Brandy’s discussion was a rare occasion when traffic matched up closely with what we were most proud of — we had our single best traffic day, week, and month in November, and we appear to have gained a significant number of new readers as well, because December beat November’s record by far. If you look at our top posts, though, it appears that our blog is still dominated by our controversy with Radical Orthodoxy and our bemused attitude toward Object-Oriented Ontology (most notably the two guest posts from Alex Galloway). That is something I would hope to put behind us in the coming year. As we clarified after learning of Facebook gossip dismissing us as lightweights, we stand behind our published work on Radical Orthodoxy. As for OOO, I’m just not sure what more there is to say.

Another high point was our book event on Dan Barber’s excellent On Diaspora: Christianity, Religion, Secularity (Amazon: US, UK, Book Depository).

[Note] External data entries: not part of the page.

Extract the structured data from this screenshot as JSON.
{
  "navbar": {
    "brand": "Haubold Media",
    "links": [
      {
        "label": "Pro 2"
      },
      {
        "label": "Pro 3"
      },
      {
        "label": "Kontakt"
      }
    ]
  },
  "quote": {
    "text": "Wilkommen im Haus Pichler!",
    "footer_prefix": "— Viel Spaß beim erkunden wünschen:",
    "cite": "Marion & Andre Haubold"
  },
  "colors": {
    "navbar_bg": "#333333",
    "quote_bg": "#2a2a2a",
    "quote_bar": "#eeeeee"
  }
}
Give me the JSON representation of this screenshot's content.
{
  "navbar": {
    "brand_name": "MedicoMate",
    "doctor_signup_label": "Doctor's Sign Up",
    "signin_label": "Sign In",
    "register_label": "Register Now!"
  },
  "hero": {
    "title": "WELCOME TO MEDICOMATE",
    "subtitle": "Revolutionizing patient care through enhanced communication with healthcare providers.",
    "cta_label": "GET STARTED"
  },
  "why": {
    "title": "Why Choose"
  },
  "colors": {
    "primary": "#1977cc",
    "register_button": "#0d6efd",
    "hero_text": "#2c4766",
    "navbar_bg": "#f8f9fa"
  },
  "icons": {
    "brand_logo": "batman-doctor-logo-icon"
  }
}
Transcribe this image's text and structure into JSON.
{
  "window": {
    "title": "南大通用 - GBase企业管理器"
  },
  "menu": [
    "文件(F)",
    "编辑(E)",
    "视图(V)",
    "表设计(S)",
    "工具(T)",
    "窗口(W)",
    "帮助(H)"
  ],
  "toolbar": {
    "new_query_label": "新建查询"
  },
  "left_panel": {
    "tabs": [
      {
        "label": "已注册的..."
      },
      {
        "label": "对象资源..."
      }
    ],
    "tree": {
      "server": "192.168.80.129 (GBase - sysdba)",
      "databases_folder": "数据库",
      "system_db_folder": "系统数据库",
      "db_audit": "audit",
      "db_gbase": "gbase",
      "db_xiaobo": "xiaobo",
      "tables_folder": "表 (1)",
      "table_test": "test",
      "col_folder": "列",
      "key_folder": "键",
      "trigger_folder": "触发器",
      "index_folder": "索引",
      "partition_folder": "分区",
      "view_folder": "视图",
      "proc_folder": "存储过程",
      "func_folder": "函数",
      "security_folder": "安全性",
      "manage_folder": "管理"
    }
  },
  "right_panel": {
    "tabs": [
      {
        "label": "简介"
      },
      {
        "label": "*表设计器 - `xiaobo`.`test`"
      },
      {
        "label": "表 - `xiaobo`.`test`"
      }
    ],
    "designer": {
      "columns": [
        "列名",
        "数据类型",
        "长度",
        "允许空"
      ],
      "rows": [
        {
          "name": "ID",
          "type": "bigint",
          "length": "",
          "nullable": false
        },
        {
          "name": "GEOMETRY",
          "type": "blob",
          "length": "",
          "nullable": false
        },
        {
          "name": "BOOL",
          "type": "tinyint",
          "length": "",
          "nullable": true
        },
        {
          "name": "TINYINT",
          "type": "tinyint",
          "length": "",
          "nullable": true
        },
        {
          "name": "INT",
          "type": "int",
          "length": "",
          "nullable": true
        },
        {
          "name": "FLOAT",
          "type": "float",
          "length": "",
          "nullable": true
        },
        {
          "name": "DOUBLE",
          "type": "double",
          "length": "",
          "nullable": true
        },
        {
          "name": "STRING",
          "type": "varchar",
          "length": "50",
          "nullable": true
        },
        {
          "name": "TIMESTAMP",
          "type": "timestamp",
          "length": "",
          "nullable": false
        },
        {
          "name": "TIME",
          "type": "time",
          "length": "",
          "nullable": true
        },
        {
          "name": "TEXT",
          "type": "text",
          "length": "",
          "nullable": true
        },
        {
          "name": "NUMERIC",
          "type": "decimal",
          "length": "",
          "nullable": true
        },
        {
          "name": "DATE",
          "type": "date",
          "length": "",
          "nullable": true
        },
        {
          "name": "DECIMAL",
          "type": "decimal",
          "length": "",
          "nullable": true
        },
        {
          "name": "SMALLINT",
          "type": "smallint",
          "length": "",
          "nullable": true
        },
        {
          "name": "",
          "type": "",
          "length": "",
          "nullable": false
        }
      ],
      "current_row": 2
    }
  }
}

His more recent post on anger is another personal favorite of mine. I also celebrate all of Beatrice’s posts this year, particularly in the last couple months, as well as Brad’s research agenda on “The Unruliness of Angelic Bodies”, for which someone should start up a Kickstarter.

A trend that sticks out to me looking back over the posts from last year is a clarification of our relationship to theology, as shown in Anthony’s post What’s Love Got to Do With It? and my post arguing that philosophy is to theology as eternal is to historical. This year was also a time of greater diversification as Christopher Rodkey’s sermons, Jeremy Ridenour’s reflections on clinical psychoanalysis, Josh K-sky’s movie posts all added much-appreciated variety to the blog.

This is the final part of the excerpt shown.